I didn't ask for HR records. I didn't ask about Compliance policies. I asked for my payroll documentation - pay stubs, PTO breakdowns, year-to-date wage info, and clarification on how my resignation (which I never submitted) was marked. All of this squarely falls under payroll.
So why did the payroll specialist who confirmed her role respond by deflecting everything else in my request?
It's a familiar tactic by now: divide the concerns, reroute the communication, pretend each part is someone else's responsibility. But here's the truth: when you're employed by a company, and especially when you're constructively discharged, your access to your wage and payroll history doesn't just disappear.

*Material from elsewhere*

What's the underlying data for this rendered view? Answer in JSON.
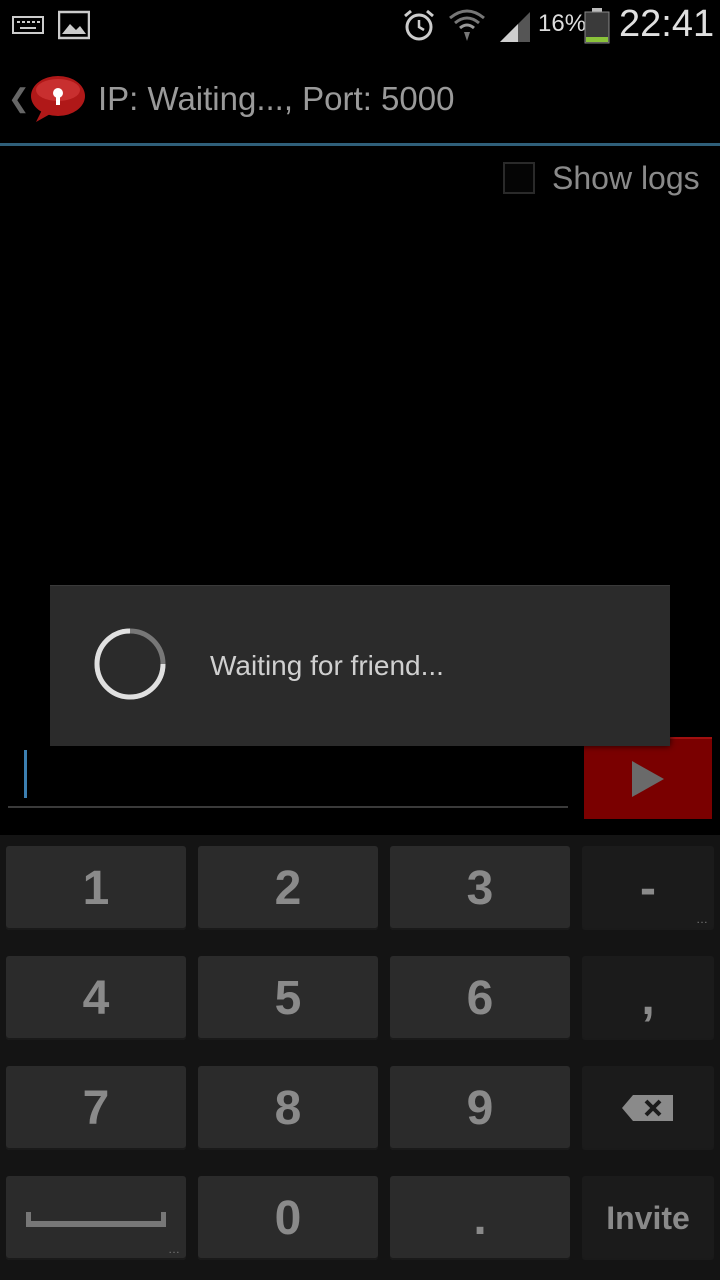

The company is legally required to provide it, and those in charge of payroll know that.
And if there was any genuine confusion, the appropriate response would have been to forward the request to the right person - not simply say, "That's not me."
The irony?
She still confirmed the very action I was trying to document: that a resignation was entered into the system - something I never submitted and was never notified of. That alone raises serious red flags.
I can't even finish telling my story without new examples of obstruction surfacing.